Solo cuando el nivel realizacional colapsa —cuando no existe ningún modelo real
que satisfaga la estructura postulada— se produce la verdadera
inconmensurabilidad ontológica.
- En el paso de Newton a
Einstein, cambian el lenguaje formal (S) y las disposiciones pragmáticas
(D), pero hay continuidad realizacional (RNewton ⊆
REinstein). La teoría de Newton sigue siendo válida como caso límite
dentro de la relatividad. Aquí no hay ruptura ontológica.
- En el paso del flogisto a la
química moderna, la estructura postulada por el flogisto no encuentra
ningún modelo real que la satisfaga. La teoría colapsa y se elimina. Aquí
sí hay ruptura realizacional fuerte.
De este
modo, la
ciencia progresa mediante la construcción, ajuste y eliminación de artefactos
estructurales. En este sentido, la reinterpretación aquí propuesta se alinea
con la defensa de Psillos (1999) del realismo científico: las teorías progresan
porque logran captar aspectos estructurales de la realidad, incluso cuando sus
términos teóricos cambian o se abandonan. Esta reinterpretación se conecta con
la propuesta de Worrall (1989), quien defendió que lo que se preserva en las
transiciones científicas es la estructura, incluso cuando cambian los términos
teóricos. Así, la continuidad ontológica se asegura en el nivel estructural,
mientras que las rupturas afectan a las entidades hipotéticas que no encuentran
realización en el mundo.
La
aportación de Ramsey es decisiva porque su formalización hace explícita esta
distinción: permite separar la sintaxis, la referencia estructural y las
disposiciones pragmáticas. Gracias a ello, podemos analizar con rigor cuándo un
cambio científico es simplemente pragmático, cuándo es acumulativo y cuándo
constituye una ruptura ontológica.
La
disputa Popper–Kuhn no es un enfrentamiento irreconciliable, sino un cruce de
planos. Popper tenía razón en la importancia de la coherencia y la referencia
estructural; Kuhn tenía razón en la relevancia de las normas y prácticas. La
inconmensurabilidad ontológica solo aparece cuando hay ruptura realizacional.
En
línea con Ladyman (1998), esta reinterpretación enfatiza que la ciencia
progresa mediante la conservación y ajuste de estructuras, incluso cuando los
términos teóricos cambian o se abandonan. Así, la continuidad se asegura en el
nivel estructural, mientras que las rupturas afectan únicamente a las entidades
que no encuentran realización en la realidad.
La
ciencia, entonces, debe entenderse como un proceso dinámico de construcción y
depuración de estructuras conceptuales que buscan representar la realidad con
mayor fidelidad.
Referencias
Kuhn, T. S. (1962). The structure of scientific revolutions. University of Chicago Press.

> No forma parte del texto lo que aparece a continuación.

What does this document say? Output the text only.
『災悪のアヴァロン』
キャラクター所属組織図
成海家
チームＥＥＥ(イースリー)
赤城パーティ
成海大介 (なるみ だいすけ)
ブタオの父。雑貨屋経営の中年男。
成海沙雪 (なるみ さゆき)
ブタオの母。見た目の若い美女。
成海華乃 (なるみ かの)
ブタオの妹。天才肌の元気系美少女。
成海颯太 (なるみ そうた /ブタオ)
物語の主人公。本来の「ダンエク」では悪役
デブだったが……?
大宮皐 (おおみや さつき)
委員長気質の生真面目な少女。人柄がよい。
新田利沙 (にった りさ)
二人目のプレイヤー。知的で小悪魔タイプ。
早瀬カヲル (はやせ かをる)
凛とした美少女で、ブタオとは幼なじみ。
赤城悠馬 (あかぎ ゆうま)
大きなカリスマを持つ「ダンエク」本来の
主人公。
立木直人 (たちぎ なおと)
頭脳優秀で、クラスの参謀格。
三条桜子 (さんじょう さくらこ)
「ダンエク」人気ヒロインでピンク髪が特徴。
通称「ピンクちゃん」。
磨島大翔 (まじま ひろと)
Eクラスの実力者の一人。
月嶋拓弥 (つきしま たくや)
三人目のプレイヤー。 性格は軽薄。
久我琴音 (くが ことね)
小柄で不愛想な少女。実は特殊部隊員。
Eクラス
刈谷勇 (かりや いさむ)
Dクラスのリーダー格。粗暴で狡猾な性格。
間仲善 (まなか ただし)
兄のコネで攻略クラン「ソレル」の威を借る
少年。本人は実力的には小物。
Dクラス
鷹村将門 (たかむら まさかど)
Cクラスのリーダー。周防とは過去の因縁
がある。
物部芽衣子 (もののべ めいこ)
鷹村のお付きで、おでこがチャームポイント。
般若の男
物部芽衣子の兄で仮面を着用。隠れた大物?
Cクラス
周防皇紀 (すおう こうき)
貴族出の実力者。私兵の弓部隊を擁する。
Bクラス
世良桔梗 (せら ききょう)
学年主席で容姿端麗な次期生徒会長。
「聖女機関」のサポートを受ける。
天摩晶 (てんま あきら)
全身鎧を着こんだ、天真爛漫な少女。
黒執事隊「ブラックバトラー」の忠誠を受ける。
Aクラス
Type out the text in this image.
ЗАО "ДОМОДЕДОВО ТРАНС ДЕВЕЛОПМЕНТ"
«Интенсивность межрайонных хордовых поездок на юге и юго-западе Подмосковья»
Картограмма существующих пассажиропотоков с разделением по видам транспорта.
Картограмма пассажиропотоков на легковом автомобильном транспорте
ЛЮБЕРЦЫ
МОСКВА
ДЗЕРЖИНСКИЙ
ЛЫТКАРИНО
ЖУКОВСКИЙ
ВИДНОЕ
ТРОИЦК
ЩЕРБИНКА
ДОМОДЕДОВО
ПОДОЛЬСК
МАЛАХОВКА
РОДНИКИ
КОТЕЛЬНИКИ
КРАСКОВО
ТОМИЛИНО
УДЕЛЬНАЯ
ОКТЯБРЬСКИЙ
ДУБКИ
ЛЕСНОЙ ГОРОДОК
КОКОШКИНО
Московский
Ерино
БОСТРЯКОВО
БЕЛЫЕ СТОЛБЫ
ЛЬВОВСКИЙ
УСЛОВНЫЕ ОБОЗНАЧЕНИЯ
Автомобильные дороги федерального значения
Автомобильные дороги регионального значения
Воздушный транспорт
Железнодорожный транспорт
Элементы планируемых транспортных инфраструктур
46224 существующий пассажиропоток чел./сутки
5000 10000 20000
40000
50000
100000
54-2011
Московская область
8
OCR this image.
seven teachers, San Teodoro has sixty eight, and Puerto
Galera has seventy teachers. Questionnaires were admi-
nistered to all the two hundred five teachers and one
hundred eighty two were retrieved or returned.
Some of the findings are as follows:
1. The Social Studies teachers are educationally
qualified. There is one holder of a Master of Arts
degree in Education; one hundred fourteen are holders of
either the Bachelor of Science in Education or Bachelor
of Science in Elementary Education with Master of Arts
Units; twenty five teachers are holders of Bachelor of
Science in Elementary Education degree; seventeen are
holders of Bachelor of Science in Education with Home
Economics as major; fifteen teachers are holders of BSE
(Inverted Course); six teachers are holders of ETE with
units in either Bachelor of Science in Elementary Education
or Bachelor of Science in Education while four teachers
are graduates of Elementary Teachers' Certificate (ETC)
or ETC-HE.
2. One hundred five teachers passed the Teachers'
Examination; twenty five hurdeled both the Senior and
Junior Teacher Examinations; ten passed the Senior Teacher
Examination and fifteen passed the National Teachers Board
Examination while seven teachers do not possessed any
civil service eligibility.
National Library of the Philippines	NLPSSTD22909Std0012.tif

Lavoisier, A. L. (1789). Traité élémentaire de chimie. Cuchet.
Popper, K. R. (1959). The logic of scientific discovery. Hutchinson.
Ramsey, F. P. (1990). Theories. En D. H. Mellor (Ed.), Philosophical papers (pp. 112–136). Cambridge University Press. (Trabajo original publicado en 1927).
Psillos, S. (1999). Scientific realism: How science tracks truth. Routledge.
Worrall, J. (1989). Structural realism: The best of both worlds? Dialectica, 43(1–2), 99–124.
Ladyman, J. (1998). What is structural realism? Studies in History and Philosophy of Science, 29(3), 409–424.